A frequently asked question is, "Doctor, how can you survive on those
fees?" By removing the third parties and the associated bureaucratic
burden from daily proceedings, office overhead drops, often by up to
40 percent. And because of less paperwork and a smaller patient panel
size, the staffing requirements are decreased.
Direct Primary care offices have seen a healthy influx of patients with
multiple chronic conditions. Quite often these patients have "fallen
through the cracks" and require more time, attention and coordination.
Alternatively, the less chronically ill also find value as DPC patients
with the knowledge that they will see the same physician(s), know
the staff, and have terrific access to appointments and after-hours
concerns through texting and email virtual visits, and be afforded
the value-added services of wholesale labs, imaging and medication.
There has been a growing national interest in the DPC model from
employer groups looking to lower the cost of healthcare for their
employees. Approximately 61% of covered workers are participating
in a self-funded plan according to the 2016 Employer Health Benefits
Survey from the Kaiser Family Foundation. Brokers may couple selffunded, or partially self-funded/level funded plans, with Direct Primary
Care. By adding DPC to these plans, it is possible to save thousands
on primary care services for employees. Additionally, the employees
obtain services that strive to keep them as healthy as possible.

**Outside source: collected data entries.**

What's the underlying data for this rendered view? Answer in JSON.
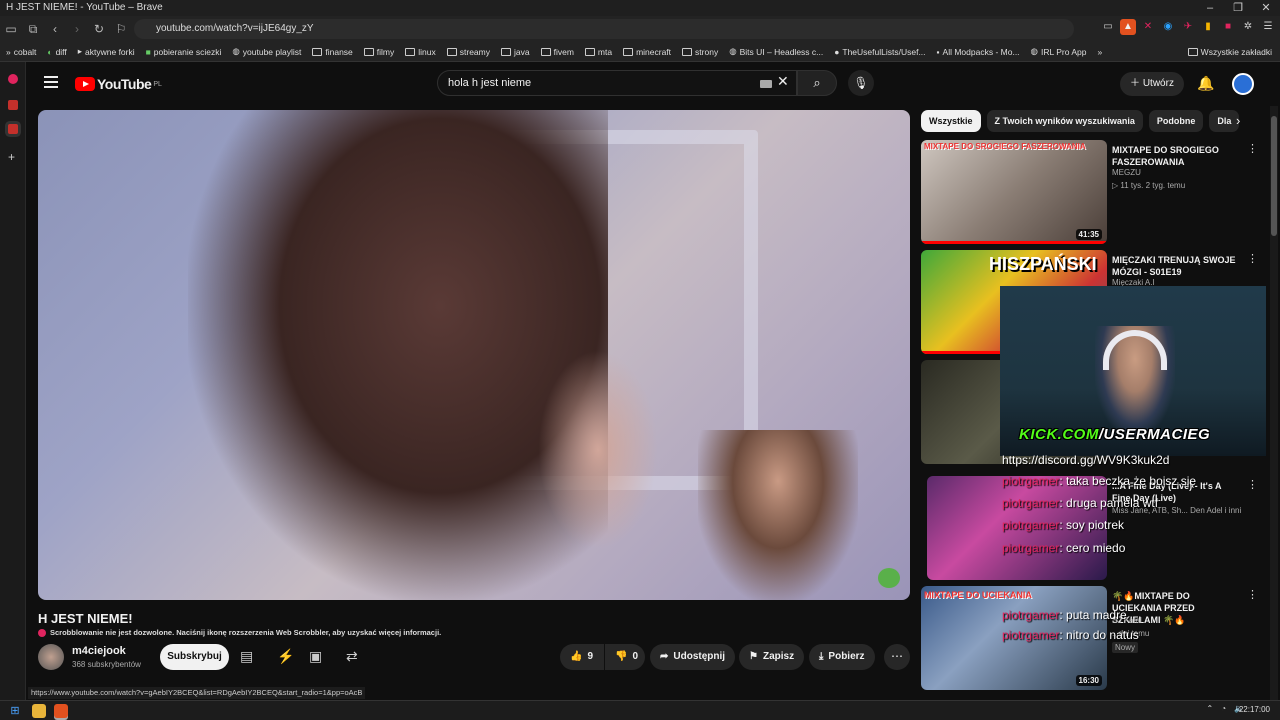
{
  "window": {
    "title": "H JEST NIEME! - YouTube – Brave"
  },
  "browser": {
    "url": "youtube.com/watch?v=ijJE64gy_zY"
  },
  "bookmarks": [
    {
      "label": "cobalt"
    },
    {
      "label": "diff"
    },
    {
      "label": "aktywne forki"
    },
    {
      "label": "pobieranie sciezki"
    },
    {
      "label": "youtube playlist"
    },
    {
      "label": "finanse"
    },
    {
      "label": "filmy"
    },
    {
      "label": "linux"
    },
    {
      "label": "streamy"
    },
    {
      "label": "java"
    },
    {
      "label": "fivem"
    },
    {
      "label": "mta"
    },
    {
      "label": "minecraft"
    },
    {
      "label": "strony"
    },
    {
      "label": "Bits UI – Headless c..."
    },
    {
      "label": "TheUsefulLists/Usef..."
    },
    {
      "label": "All Modpacks - Mo..."
    },
    {
      "label": "IRL Pro App"
    }
  ],
  "bookmarks_more": "»",
  "bookmarks_all": "Wszystkie zakładki",
  "youtube": {
    "logo_text": "YouTube",
    "logo_region": "PL",
    "search_value": "hola h jest nieme",
    "create_label": "Utwórz"
  },
  "video": {
    "title": "H JEST NIEME!",
    "scrobbler_notice": "Scrobblowanie nie jest dozwolone. Naciśnij ikonę rozszerzenia Web Scrobbler, aby uzyskać więcej informacji.",
    "channel_name": "m4ciejook",
    "channel_subs": "368 subskrybentów",
    "subscribe_label": "Subskrybuj",
    "likes": "9",
    "dislikes": "0",
    "share_label": "Udostępnij",
    "save_label": "Zapisz",
    "download_label": "Pobierz"
  },
  "status_url": "https://www.youtube.com/watch?v=gAebIY2BCEQ&list=RDgAebIY2BCEQ&start_radio=1&pp=oAcB",
  "chips": [
    "Wszystkie",
    "Z Twoich wyników wyszukiwania",
    "Podobne",
    "Dla"
  ],
  "recommendations": [
    {
      "title": "MIXTAPE DO SROGIEGO FASZEROWANIA",
      "channel": "MEGZU",
      "meta": "▷ 11 tys.   2 tyg. temu",
      "duration": "41:35",
      "thumb_text": "MIXTAPE DO SROGIEGO FASZEROWANIA"
    },
    {
      "title": "MIĘCZAKI TRENUJĄ SWOJE MÓZGI - S01E19",
      "channel": "Mięczaki A.I",
      "thumb_text": "HISZPAŃSKI"
    },
    {
      "title": "",
      "channel": "",
      "thumb_text": ""
    },
    {
      "title": "...A Fine Day (Live) - It's A Fine Day (Live)",
      "channel": "Miss Jane, ATB, Sh... Den Adel i inni",
      "thumb_text": ""
    },
    {
      "title": "🌴🔥MIXTAPE DO UCIEKANIA PRZED SZKIELAMI 🌴🔥",
      "channel": "DJ Fatal",
      "meta": "...dni temu",
      "badge": "Nowy",
      "duration": "16:30",
      "thumb_text": "MIXTAPE DO UCIEKANIA"
    }
  ],
  "stream_overlay": {
    "kick_prefix": "KICK.COM",
    "kick_user": "/USERMACIEG",
    "discord": "https://discord.gg/WV9K3kuk2d",
    "chat": [
      {
        "user": "piotrgamer",
        "msg": "taka beczka że boisz się"
      },
      {
        "user": "piotrgamer",
        "msg": "druga pamela wtf"
      },
      {
        "user": "piotrgamer",
        "msg": "soy piotrek"
      },
      {
        "user": "piotrgamer",
        "msg": "cero miedo"
      },
      {
        "user": "piotrgamer",
        "msg": "puta madre"
      },
      {
        "user": "piotrgamer",
        "msg": "nitro do natus"
      }
    ]
  },
  "taskbar": {
    "time": "22:17:00"
  }
}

One excellent example is from Union County, North Carolina. In
2015 there were 30 DPC physicians in the state. Union County decided
to offer DPC as an option to its workers as part of their health care
benefits while still offering a traditional health plan as the other option.
At the end of 2015, this public employer saved $1.28 million in health
care claims which amounted to $260.00 per employee per month in
the DPC group. Only 44% of Union County's employees subscribed to
the DPC option, utilizing a large-scale direct care company for services.
Total medical and prescription claims were analyzed in both groups.
The direct care company provided further analysis of the level of
chronic illness in the DPC group for Union County: 50 percent had
one chronic illness; 35 percent had multiple chronic illnesses; while
over 90 percent of 55 percent that were classified as "moderately to
severely chronically ill" had heavy engagement with their health care

provider. There was an average of three visits per year for patients with
more than one chronic condition and an average of more than five visits
per year for patients with more than three chronic conditions. Not only
did Union County's pilot with DPC prove savings, it proved savings with
access for the portion of patients who were chronically ill.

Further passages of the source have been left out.